Nevertheless, Boris is sensitive to public criticism about being both a highly paid mayor of London and one of Britain’s best-remunerated journalists. In July 2009, in an attempt to play down his dual role on the BBC’s
HARDTalk
programme, he unwisely prompted another burst of outrage from public sector unions and others when he dismissed his
Telegraph
contract as ‘chicken feed.’ Realising his mistake, he tried unsuccessfully to turn the tables on his interviewer, Stephen Sackur, by asking about his own BBC salary. It is an offence/defence tactic he has used frequently since – but it failed on that occasion.

From the start, Boris was also concerned that his natural writing exuberance would once again land him in trouble politically but he was given undertakings by the
Telegraph
that senior editors would ‘baby-sit’ his column and guide him away from any potentially incendiary ideas. As one very senior
Telegraph
executive puts it: ‘We consider it our duty to nurture and protect him – sometimes from himself. His copy is painstakingly checked every week for any unexploded political devices likely to damage him. That protection service is part of the deal and on more than one occasion, Boris has
been steered off subjects or views that would have got him in trouble. We are effectively starfuckers. Boris is the Wayne Rooney of the
Telegraph
and we do everything in our power to make him feel wanted.’

While the editorial staff have long been indulgent of their star, the commercial side of the
Telegraph
has from time to time been rather less enamoured. Particularly annoying was an occasion when Boris put up a newsworthy column on his personal website in apparent contravention of copyright. The early release of his column on strike-busting laws ahead of the Tory Party Conference of 2010 allowed the
Telegraph
’s rivals access to his thoughts even before they were printed. This rather impudent move, which benefited Boris with a great deal of extra media coverage, prompted an outburst from one executive: ‘Just who does he think pays his fucking wages?’

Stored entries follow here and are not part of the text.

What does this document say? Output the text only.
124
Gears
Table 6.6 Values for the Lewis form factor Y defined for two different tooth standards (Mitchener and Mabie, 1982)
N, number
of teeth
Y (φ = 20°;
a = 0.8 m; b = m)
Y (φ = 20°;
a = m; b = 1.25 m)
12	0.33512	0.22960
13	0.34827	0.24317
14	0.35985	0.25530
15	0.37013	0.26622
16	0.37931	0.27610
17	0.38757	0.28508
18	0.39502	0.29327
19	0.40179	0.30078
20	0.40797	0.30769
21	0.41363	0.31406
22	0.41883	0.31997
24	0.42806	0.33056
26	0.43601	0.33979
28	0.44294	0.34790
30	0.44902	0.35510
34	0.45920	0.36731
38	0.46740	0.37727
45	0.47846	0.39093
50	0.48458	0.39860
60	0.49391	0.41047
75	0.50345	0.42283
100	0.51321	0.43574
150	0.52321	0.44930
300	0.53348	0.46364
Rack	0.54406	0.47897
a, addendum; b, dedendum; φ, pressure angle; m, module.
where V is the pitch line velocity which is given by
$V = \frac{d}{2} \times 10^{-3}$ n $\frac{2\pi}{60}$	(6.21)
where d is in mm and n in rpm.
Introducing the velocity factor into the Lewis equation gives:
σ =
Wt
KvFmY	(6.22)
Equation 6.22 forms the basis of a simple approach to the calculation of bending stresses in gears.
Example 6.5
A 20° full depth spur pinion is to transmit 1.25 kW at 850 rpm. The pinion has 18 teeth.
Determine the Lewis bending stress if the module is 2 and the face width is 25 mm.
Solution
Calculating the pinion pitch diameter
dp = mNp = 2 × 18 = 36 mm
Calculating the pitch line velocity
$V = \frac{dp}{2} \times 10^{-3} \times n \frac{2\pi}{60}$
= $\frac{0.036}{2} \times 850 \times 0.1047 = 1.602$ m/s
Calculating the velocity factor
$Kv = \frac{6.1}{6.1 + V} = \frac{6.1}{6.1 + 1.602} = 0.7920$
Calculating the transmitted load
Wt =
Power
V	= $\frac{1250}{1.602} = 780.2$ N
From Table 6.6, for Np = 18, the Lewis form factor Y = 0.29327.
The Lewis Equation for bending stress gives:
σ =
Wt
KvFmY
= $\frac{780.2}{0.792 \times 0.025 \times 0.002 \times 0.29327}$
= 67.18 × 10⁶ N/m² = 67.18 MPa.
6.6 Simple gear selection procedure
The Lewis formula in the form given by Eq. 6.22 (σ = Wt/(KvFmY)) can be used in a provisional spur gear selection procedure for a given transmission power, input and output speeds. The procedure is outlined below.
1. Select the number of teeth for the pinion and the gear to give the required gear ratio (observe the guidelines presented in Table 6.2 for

Just after the election, July 2008 also saw the death of Marina’s father Charles and a thanksgiving service in Westminster Abbey attended by large numbers of the BBC’s top brass and other distinguished mourners from the media, military and Foreign Service. Boris was the only senior politician to attend, but Dip was too distressed to go. Charles had known for some time that he was fighting a losing battle against his cancer and before he died, he made it perfectly clear how angry and distressed he was over Boris’s infidelities and the humiliation and pain they brought on his family as a whole, not just his daughter. ‘Boris would listen to Charles more than almost anyone,’ says a family friend. ‘But who knows what good it did.’

Meanwhile, back at City Hall, Boris was still shoring up his own side. Kate Hoey, the Labour MP, was a good catch and agreed to come in as sports commissioner while David Ross, the co-founder of Carphone Warehouse, was hired as Olympic adviser. So, with a hastily arranged team stitched together in this way, Boris at last appeared to have the nucleus of his own mini-government in City Hall. Flanked by Tower Bridge on one side and HMS
Belfast
on the other, his Praetorian Guard could focus on trailblazing a new form of Conservative rule while David Cameron could still only dream of making policies and seeing them put into action.